Saturday, June 17, 2017
A Glimmer of Light
This morning I was given a glimmer of light in the bleakness of this past week. It's something to hope and pray for, and will be close to a miracle if it occurs. I was speaking with Jenny, the administrator of the Retirement Village where Bob is. I had called her to see what I need to do to make the transition from his being in respite (which ended at 11 am this morning) under the auspices of hospice and Medicare, into an ongoing and indefinite stay under "private pay." My thought was that perhaps a few more weeks, or a month, would give me time to sort out my options more carefully without feeling like I was under so much pressure.

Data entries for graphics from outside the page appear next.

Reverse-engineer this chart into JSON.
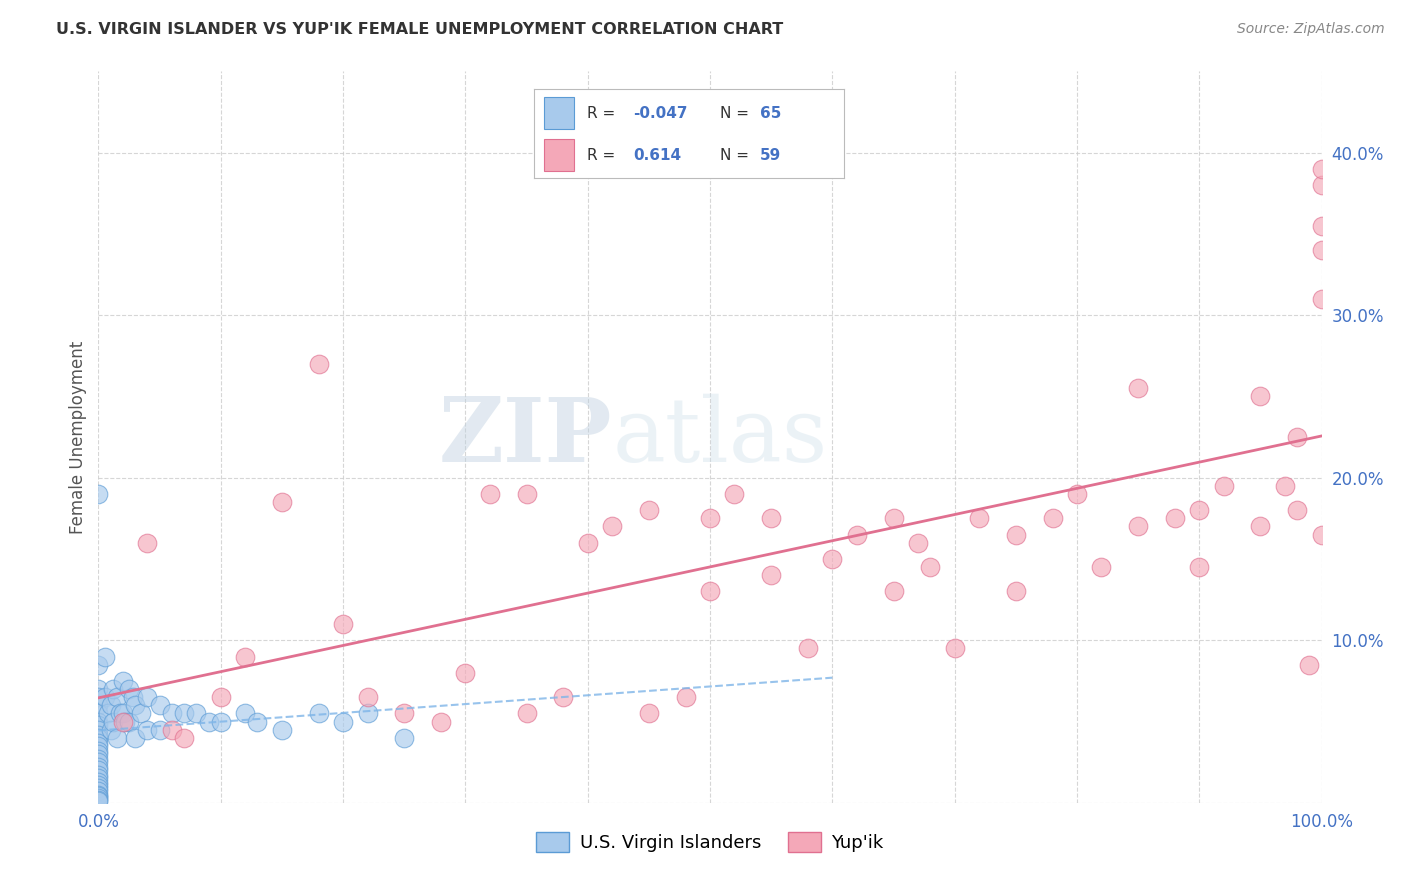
{
  "title": "U.S. VIRGIN ISLANDER VS YUP'IK FEMALE UNEMPLOYMENT CORRELATION CHART",
  "source": "Source: ZipAtlas.com",
  "ylabel": "Female Unemployment",
  "xlim": [
    0,
    1.0
  ],
  "ylim": [
    0,
    0.45
  ],
  "xticks": [
    0.0,
    0.1,
    0.2,
    0.3,
    0.4,
    0.5,
    0.6,
    0.7,
    0.8,
    0.9,
    1.0
  ],
  "xticklabels": [
    "0.0%",
    "",
    "",
    "",
    "",
    "",
    "",
    "",
    "",
    "",
    "100.0%"
  ],
  "yticks": [
    0.0,
    0.1,
    0.2,
    0.3,
    0.4
  ],
  "yticklabels": [
    "",
    "10.0%",
    "20.0%",
    "30.0%",
    "40.0%"
  ],
  "legend_blue_label": "U.S. Virgin Islanders",
  "legend_pink_label": "Yup'ik",
  "R_blue": -0.047,
  "N_blue": 65,
  "R_pink": 0.614,
  "N_pink": 59,
  "blue_color": "#A8CAEC",
  "pink_color": "#F4A8B8",
  "blue_edge_color": "#5B9BD5",
  "pink_edge_color": "#E07090",
  "blue_line_color": "#7EB5E8",
  "pink_line_color": "#E07090",
  "watermark_zip": "ZIP",
  "watermark_atlas": "atlas",
  "background_color": "#FFFFFF",
  "blue_scatter_x": [
    0.0,
    0.0,
    0.0,
    0.0,
    0.0,
    0.0,
    0.0,
    0.0,
    0.0,
    0.0,
    0.0,
    0.0,
    0.0,
    0.0,
    0.0,
    0.0,
    0.0,
    0.0,
    0.0,
    0.0,
    0.0,
    0.0,
    0.0,
    0.0,
    0.0,
    0.0,
    0.0,
    0.0,
    0.0,
    0.0,
    0.005,
    0.005,
    0.008,
    0.01,
    0.01,
    0.012,
    0.012,
    0.015,
    0.015,
    0.018,
    0.02,
    0.02,
    0.022,
    0.025,
    0.025,
    0.028,
    0.03,
    0.03,
    0.035,
    0.04,
    0.04,
    0.05,
    0.05,
    0.06,
    0.07,
    0.08,
    0.09,
    0.1,
    0.12,
    0.13,
    0.15,
    0.18,
    0.2,
    0.22,
    0.25
  ],
  "blue_scatter_y": [
    0.19,
    0.085,
    0.07,
    0.065,
    0.06,
    0.055,
    0.05,
    0.048,
    0.045,
    0.042,
    0.04,
    0.037,
    0.035,
    0.032,
    0.03,
    0.027,
    0.025,
    0.022,
    0.02,
    0.017,
    0.015,
    0.013,
    0.011,
    0.009,
    0.007,
    0.005,
    0.004,
    0.003,
    0.002,
    0.001,
    0.09,
    0.065,
    0.055,
    0.06,
    0.045,
    0.07,
    0.05,
    0.065,
    0.04,
    0.055,
    0.075,
    0.055,
    0.05,
    0.07,
    0.05,
    0.065,
    0.06,
    0.04,
    0.055,
    0.065,
    0.045,
    0.06,
    0.045,
    0.055,
    0.055,
    0.055,
    0.05,
    0.05,
    0.055,
    0.05,
    0.045,
    0.055,
    0.05,
    0.055,
    0.04
  ],
  "pink_scatter_x": [
    0.02,
    0.04,
    0.06,
    0.07,
    0.1,
    0.12,
    0.15,
    0.18,
    0.2,
    0.22,
    0.25,
    0.28,
    0.3,
    0.32,
    0.35,
    0.35,
    0.38,
    0.4,
    0.42,
    0.45,
    0.45,
    0.48,
    0.5,
    0.5,
    0.52,
    0.55,
    0.55,
    0.58,
    0.6,
    0.62,
    0.65,
    0.65,
    0.67,
    0.68,
    0.7,
    0.72,
    0.75,
    0.75,
    0.78,
    0.8,
    0.82,
    0.85,
    0.85,
    0.88,
    0.9,
    0.9,
    0.92,
    0.95,
    0.95,
    0.97,
    0.98,
    0.98,
    0.99,
    1.0,
    1.0,
    1.0,
    1.0,
    1.0,
    1.0
  ],
  "pink_scatter_y": [
    0.05,
    0.16,
    0.045,
    0.04,
    0.065,
    0.09,
    0.185,
    0.27,
    0.11,
    0.065,
    0.055,
    0.05,
    0.08,
    0.19,
    0.055,
    0.19,
    0.065,
    0.16,
    0.17,
    0.055,
    0.18,
    0.065,
    0.13,
    0.175,
    0.19,
    0.14,
    0.175,
    0.095,
    0.15,
    0.165,
    0.13,
    0.175,
    0.16,
    0.145,
    0.095,
    0.175,
    0.13,
    0.165,
    0.175,
    0.19,
    0.145,
    0.17,
    0.255,
    0.175,
    0.145,
    0.18,
    0.195,
    0.25,
    0.17,
    0.195,
    0.225,
    0.18,
    0.085,
    0.38,
    0.34,
    0.355,
    0.165,
    0.31,
    0.39
  ]
}
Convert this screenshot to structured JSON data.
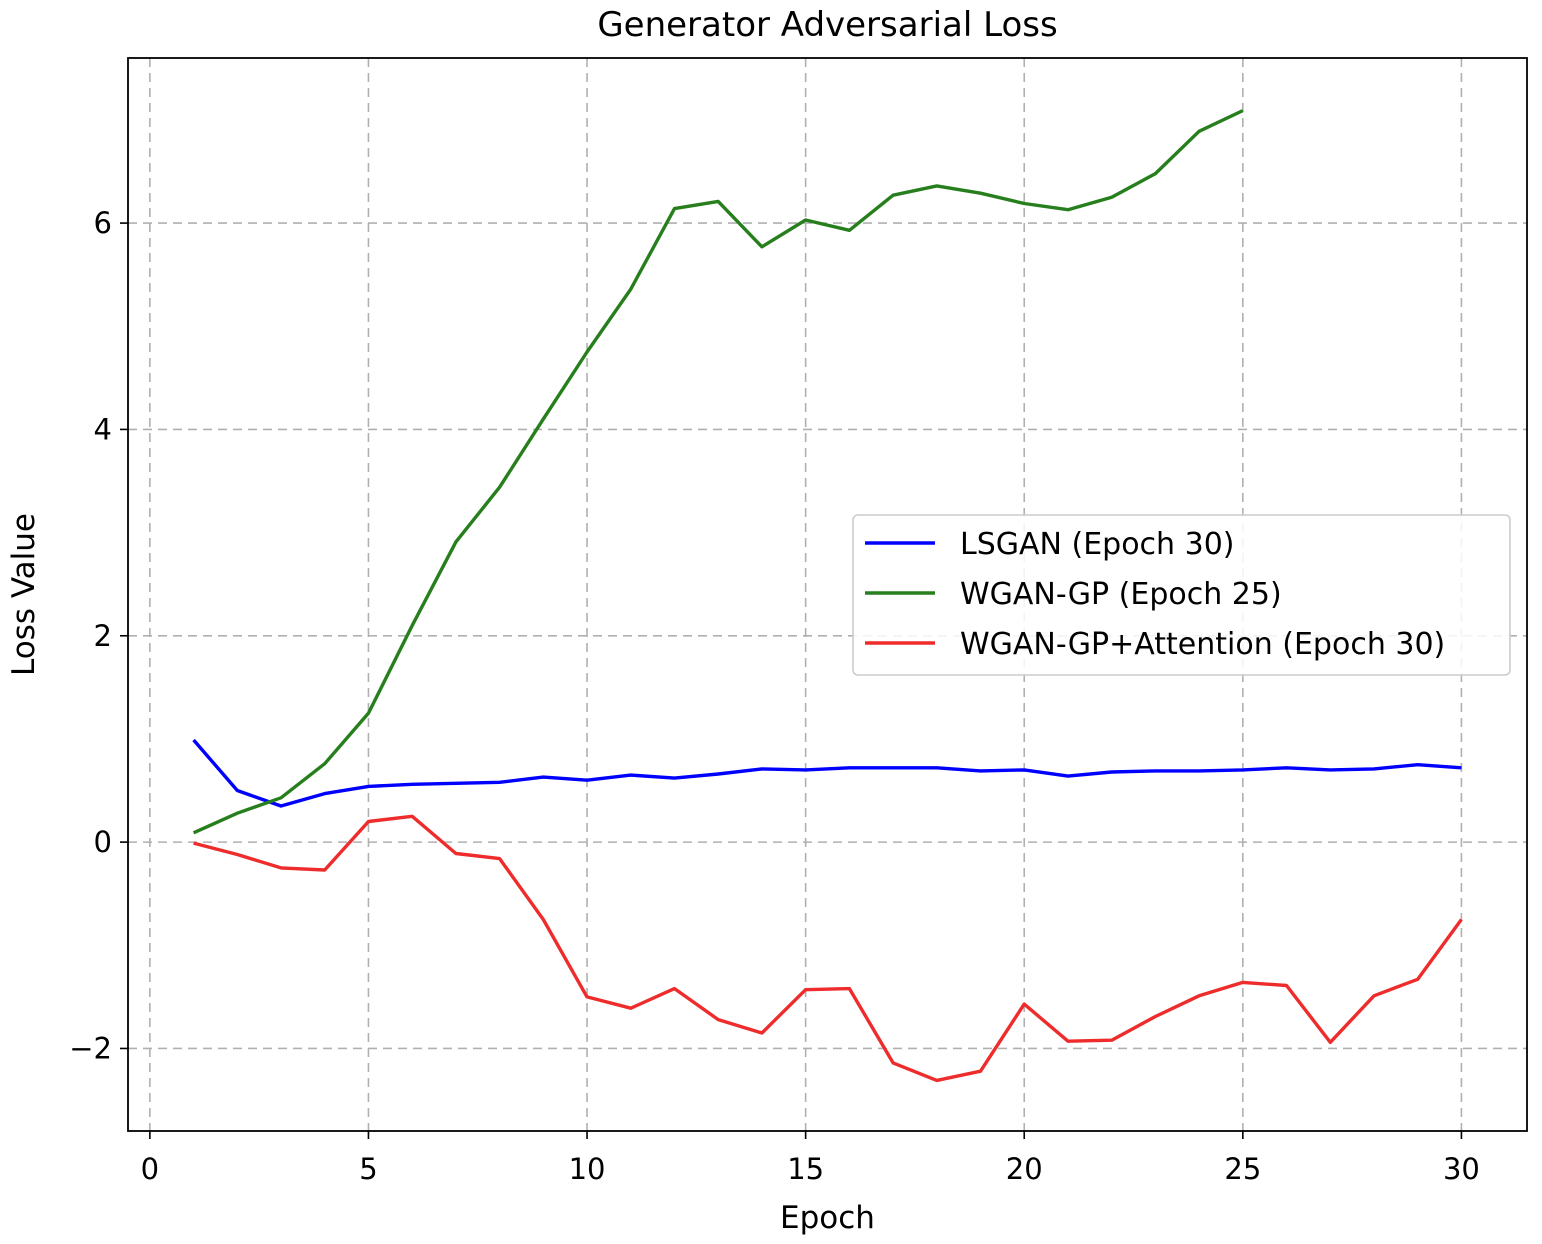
{
  "chart_data": {
    "type": "line",
    "title": "Generator Adversarial Loss",
    "xlabel": "Epoch",
    "ylabel": "Loss Value",
    "xlim": [
      -0.5,
      31.5
    ],
    "ylim": [
      -2.8,
      7.6
    ],
    "xticks": [
      0,
      5,
      10,
      15,
      20,
      25,
      30
    ],
    "yticks": [
      -2,
      0,
      2,
      4,
      6
    ],
    "xtick_labels": [
      "0",
      "5",
      "10",
      "15",
      "20",
      "25",
      "30"
    ],
    "ytick_labels": [
      "−2",
      "0",
      "2",
      "4",
      "6"
    ],
    "grid": true,
    "legend_position": "center-right",
    "series": [
      {
        "name": "LSGAN (Epoch 30)",
        "color": "#0000ff",
        "x": [
          1,
          2,
          3,
          4,
          5,
          6,
          7,
          8,
          9,
          10,
          11,
          12,
          13,
          14,
          15,
          16,
          17,
          18,
          19,
          20,
          21,
          22,
          23,
          24,
          25,
          26,
          27,
          28,
          29,
          30
        ],
        "y": [
          0.99,
          0.5,
          0.35,
          0.47,
          0.54,
          0.56,
          0.57,
          0.58,
          0.63,
          0.6,
          0.65,
          0.62,
          0.66,
          0.71,
          0.7,
          0.72,
          0.72,
          0.72,
          0.69,
          0.7,
          0.64,
          0.68,
          0.69,
          0.69,
          0.7,
          0.72,
          0.7,
          0.71,
          0.75,
          0.72
        ]
      },
      {
        "name": "WGAN-GP (Epoch 25)",
        "color": "#267f1c",
        "x": [
          1,
          2,
          3,
          4,
          5,
          6,
          7,
          8,
          9,
          10,
          11,
          12,
          13,
          14,
          15,
          16,
          17,
          18,
          19,
          20,
          21,
          22,
          23,
          24,
          25
        ],
        "y": [
          0.09,
          0.28,
          0.43,
          0.76,
          1.25,
          2.1,
          2.91,
          3.44,
          4.1,
          4.75,
          5.36,
          6.14,
          6.21,
          5.77,
          6.03,
          5.93,
          6.27,
          6.36,
          6.29,
          6.19,
          6.13,
          6.25,
          6.48,
          6.89,
          7.09
        ]
      },
      {
        "name": "WGAN-GP+Attention (Epoch 30)",
        "color": "#ee2c2c",
        "x": [
          1,
          2,
          3,
          4,
          5,
          6,
          7,
          8,
          9,
          10,
          11,
          12,
          13,
          14,
          15,
          16,
          17,
          18,
          19,
          20,
          21,
          22,
          23,
          24,
          25,
          26,
          27,
          28,
          29,
          30
        ],
        "y": [
          -0.01,
          -0.12,
          -0.25,
          -0.27,
          0.2,
          0.25,
          -0.11,
          -0.16,
          -0.75,
          -1.5,
          -1.61,
          -1.42,
          -1.72,
          -1.85,
          -1.43,
          -1.42,
          -2.14,
          -2.31,
          -2.22,
          -1.57,
          -1.93,
          -1.92,
          -1.69,
          -1.49,
          -1.36,
          -1.39,
          -1.94,
          -1.49,
          -1.33,
          -0.75
        ]
      }
    ]
  }
}
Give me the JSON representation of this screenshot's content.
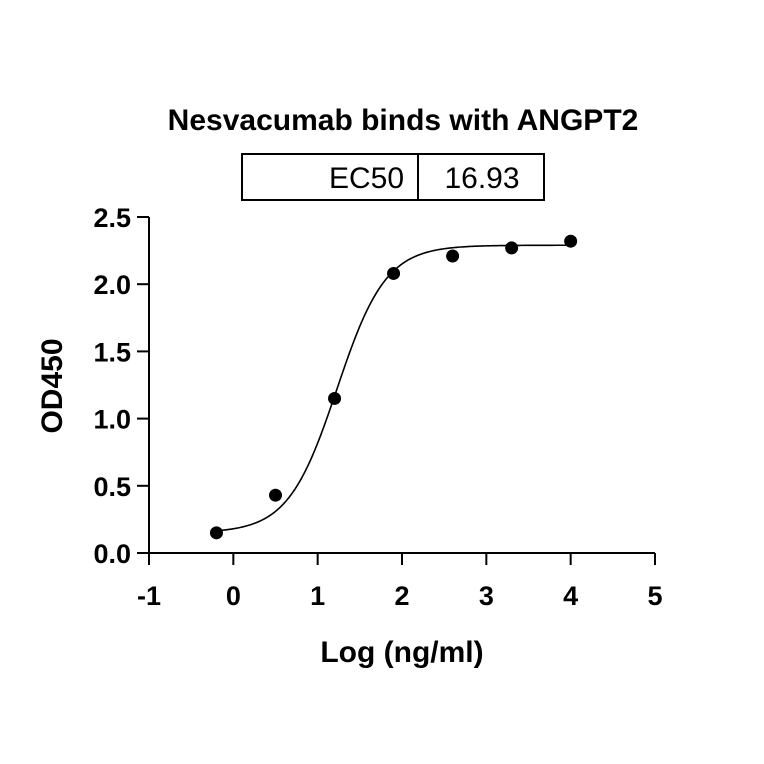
{
  "chart_data": {
    "type": "scatter",
    "title": "Nesvacumab binds with ANGPT2",
    "xlabel": "Log (ng/ml)",
    "ylabel": "OD450",
    "xlim": [
      -1,
      5
    ],
    "ylim": [
      0,
      2.5
    ],
    "x_ticks": [
      "-1",
      "0",
      "1",
      "2",
      "3",
      "4",
      "5"
    ],
    "y_ticks": [
      "0.0",
      "0.5",
      "1.0",
      "1.5",
      "2.0",
      "2.5"
    ],
    "points": {
      "x": [
        -0.2,
        0.5,
        1.2,
        1.9,
        2.6,
        3.3,
        4.0
      ],
      "y": [
        0.15,
        0.43,
        1.15,
        2.08,
        2.21,
        2.27,
        2.32
      ]
    },
    "fit_curve": {
      "model": "4PL",
      "bottom": 0.15,
      "top": 2.29,
      "logEC50": 1.2287,
      "hill": 1.5,
      "x_range": [
        -0.2,
        4.0
      ]
    },
    "table": {
      "label": "EC50",
      "value": "16.93"
    },
    "grid": false,
    "legend": "none"
  }
}
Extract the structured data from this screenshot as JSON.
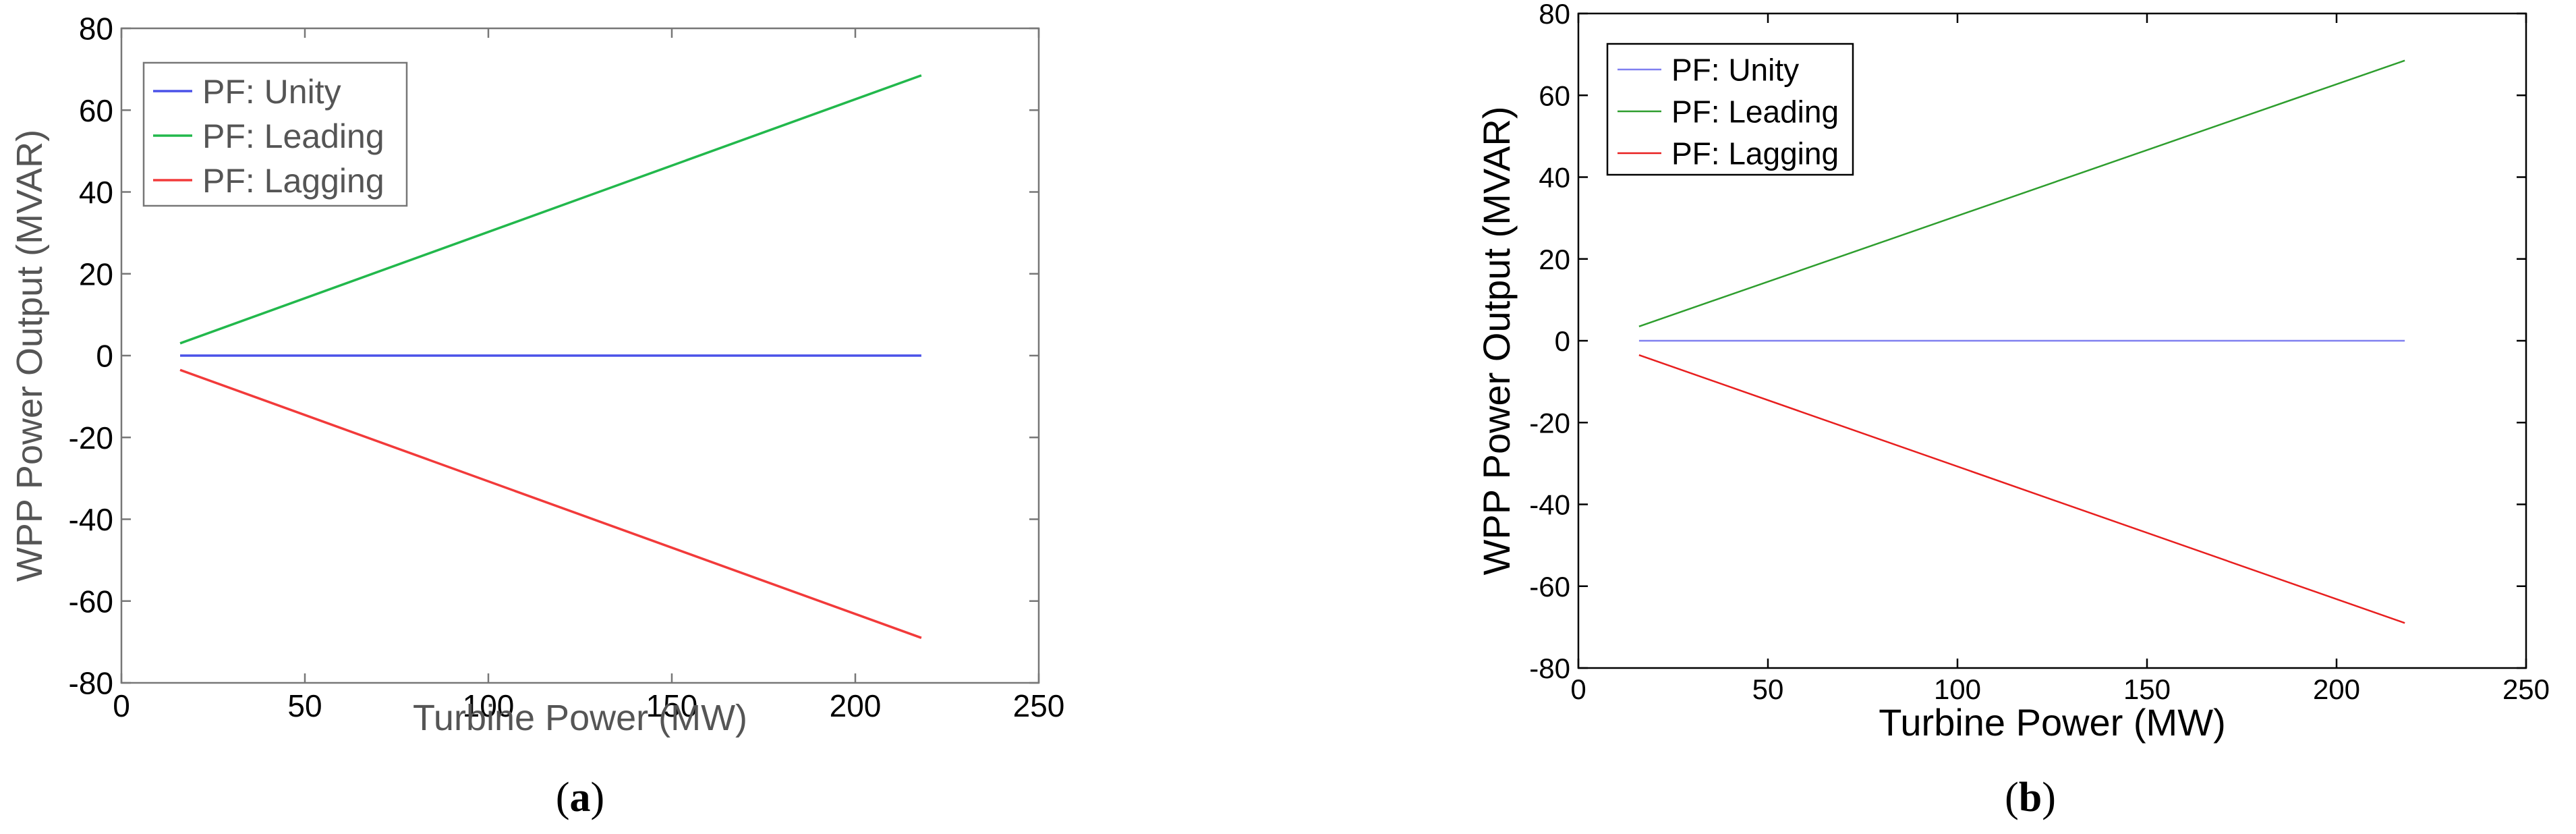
{
  "chart_data": [
    {
      "type": "line",
      "caption": "(a)",
      "caption_letter": "a",
      "xlabel": "Turbine Power (MW)",
      "ylabel": "WPP Power Output (MVAR)",
      "xlim": [
        0,
        250
      ],
      "ylim": [
        -80,
        80
      ],
      "xticks": [
        "0",
        "50",
        "100",
        "150",
        "200",
        "250"
      ],
      "yticks": [
        "80",
        "60",
        "40",
        "20",
        "0",
        "-20",
        "-40",
        "-60",
        "-80"
      ],
      "grid": false,
      "legend_placement": "top-left",
      "text_color": "#555555",
      "series": [
        {
          "name": "PF: Unity",
          "color": "#4a52e8",
          "x": [
            16,
            218
          ],
          "y": [
            0,
            0
          ]
        },
        {
          "name": "PF: Leading",
          "color": "#22b84c",
          "x": [
            16,
            218
          ],
          "y": [
            3,
            68.5
          ]
        },
        {
          "name": "PF: Lagging",
          "color": "#f23a3a",
          "x": [
            16,
            218
          ],
          "y": [
            -3.5,
            -69
          ]
        }
      ]
    },
    {
      "type": "line",
      "caption": "(b)",
      "caption_letter": "b",
      "xlabel": "Turbine Power (MW)",
      "ylabel": "WPP Power Output (MVAR)",
      "xlim": [
        0,
        250
      ],
      "ylim": [
        -80,
        80
      ],
      "xticks": [
        "0",
        "50",
        "100",
        "150",
        "200",
        "250"
      ],
      "yticks": [
        "80",
        "60",
        "40",
        "20",
        "0",
        "-20",
        "-40",
        "-60",
        "-80"
      ],
      "grid": false,
      "legend_placement": "top-left",
      "text_color": "#000000",
      "series": [
        {
          "name": "PF: Unity",
          "color": "#8080f0",
          "x": [
            16,
            218
          ],
          "y": [
            0,
            0
          ]
        },
        {
          "name": "PF: Leading",
          "color": "#2e9e2e",
          "x": [
            16,
            218
          ],
          "y": [
            3.5,
            68.5
          ]
        },
        {
          "name": "PF: Lagging",
          "color": "#e81f1f",
          "x": [
            16,
            218
          ],
          "y": [
            -3.5,
            -69
          ]
        }
      ]
    }
  ]
}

Jenny told me that last night, until 12:30 p.m., she and Kip (director of nursing) and Sarah (business manager) had met together about how they might approach the VA for either a one-time contract to take care of Bob, or becoming a VA contracted facility for northern New Mexico (currently there are none in northern NM). I was pleasantly and humbly amazed and flabbergasted that these three people whom we hardly know have cared so much about us that they would give up an entire evening, literally working late into the night to try to help us be able to stay here in Taos.
Of course, they still have a lot of "leg work" to do, beginning Monday (although a staff member was already dispatched to the local VA clinic this past week with the mission of obtaining the proper contact information for this group to initiate their plan.) And, of course, the VA may not end up collaborating in this attempt. But the fact that these three are even working on this means more to me than I can say. There are good people. There is compassion. There are angels. May their kind and dedicated hearts be rewarded with success, on our behalf, and on behalf of all the vets in this area.